Di awal minggu ini, saya kehilangan separuh semangat hidup.

Hiks...

(Cepat sembuh ya nak.)

Friday, July 14, 2006

Kaya'nya ada yang kurang deh, tapi apa ya...?

Istrikuw tercinta (carmuk dikit ma istri :p) sering minta pendapat mengenai masakannya.

"Yang, cobain dong... kurang apa?"

Sesendok kecil masakan pun masuk ke mulut. Saya mengecap, diam sesaat, mata melongok-longok ke atas dan samping. Pura-pura mikir bentar lalu ujung-ujungnya komen yang keluar standar juga.

"Enak sih, tapi ada yang kurang deh. Tapi apa ya?"

Pernah nggak sih ngalamain situasi seperti itu? Saat semuanya serasa sudah pada tempatnya, tapi tetap terasa ada yang kurang. Sekalipun banyak upaya diusahakan, tetep aja kekurangannya nggak ketahuan.

Tambah garam, jadi keasinan.

Tambah air putih, agak hambar.

Masukin kecap... kemanisan!

Sambelin aja! Wah... pedes.

Kasih vetsin... duuh artificial sekali rasanya.

Sepertihalnya mencicip masakan, belakangan saya kok makin sering ngerasain hal yang serupa ya? Kaya'nya masih ada yang kurang, tapi nggak tauk apanya. Parahnya itu terjadi di hampir semua sendi kehidupan (hayah... istilah apa pula ini?).

Kamu pernah merasa seperti itu?

Apa yang kamu lakukan?

Thursday, July 06, 2006

Suatu hari di sebuah pertokoan




Tidak ada yang beda di hari itu. Hari Minggu yang sama dengan minggu-minggu sebelumnya. Mungkin saja akan terus sama dengan minggu-minggu yang lain. Kebetulan saja hari itu saya menemani istri berbelanja di sebuah pertokoan. Kebetulan juga hari itu ramai sekali. Begitu ramainya sehingga suasana di pertokoan itu tidak jauh beda dengan pasar. Orang berdesak-desakan mendorong trolly, permisi sana permisi sini meminta jalan.

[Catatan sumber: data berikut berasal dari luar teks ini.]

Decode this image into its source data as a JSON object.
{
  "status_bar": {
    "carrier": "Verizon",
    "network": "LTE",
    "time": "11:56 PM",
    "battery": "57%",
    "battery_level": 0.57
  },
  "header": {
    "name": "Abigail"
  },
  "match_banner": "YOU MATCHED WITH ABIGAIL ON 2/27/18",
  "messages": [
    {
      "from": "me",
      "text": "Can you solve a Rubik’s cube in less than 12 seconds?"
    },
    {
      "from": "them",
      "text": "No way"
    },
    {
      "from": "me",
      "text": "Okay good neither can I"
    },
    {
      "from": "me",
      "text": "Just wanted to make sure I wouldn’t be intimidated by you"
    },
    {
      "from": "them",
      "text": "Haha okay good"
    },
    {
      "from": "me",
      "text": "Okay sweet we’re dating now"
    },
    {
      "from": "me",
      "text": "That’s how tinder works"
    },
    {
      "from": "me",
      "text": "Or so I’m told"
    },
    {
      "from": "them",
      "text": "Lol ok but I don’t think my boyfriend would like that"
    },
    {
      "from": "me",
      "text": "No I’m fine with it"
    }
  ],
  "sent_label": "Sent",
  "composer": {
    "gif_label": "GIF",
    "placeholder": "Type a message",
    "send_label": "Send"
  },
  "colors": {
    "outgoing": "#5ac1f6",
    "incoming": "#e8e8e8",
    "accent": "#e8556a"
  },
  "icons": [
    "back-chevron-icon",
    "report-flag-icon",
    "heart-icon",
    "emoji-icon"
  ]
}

Saya dan istri tetap dengan ritual bulanan. Mendorong trolly melewati lajur-lajur yang menjejerkan bermacam-macam produk dengan bermacam-macam merek pula. Lihat check list, ambil barangnya, taro’ di trolly dan kemudian lanjut ke lajur berikutnya.

Bermacam-macam produk melakukan promo. Beli ini gratis itu. Beli satu dapat satu setengah. Segala cara diusahakan untuk menarik minat konsumen untuk memilih produk yang dipromosikan. SPG, wobler, poster, sticker, flag chain, hanging mobile, activation... huaaaaaah bejibun! Semua nyaris menawarkan hal senada. Nilai lebih!

Istri saya sama saja dengan tipikal konsumen Indonesia lainnya. Milih yang paling murah, milih yang berhadiah. Common sense yang nggak bisa dibantah. Itu sudah jadi naluri kita. Begitu pula saat membeli pembasmi serangga, pola serupa pun terulang. Ada merek terkenal dengan harga sedikit lebih mahal. Istri saya memilih merek lain yang menawarkan hadiah jika membeli dalam kuantitas tertentu.

Melihat hal tersebut saya langsung terpikir, pantas saja klien lebih suka bikin iklan yang sifatnya instan. Tactical atau ad-hoc kata sebagian orang. Saya sendiri nggak gitu ngerti terminologi tersebut.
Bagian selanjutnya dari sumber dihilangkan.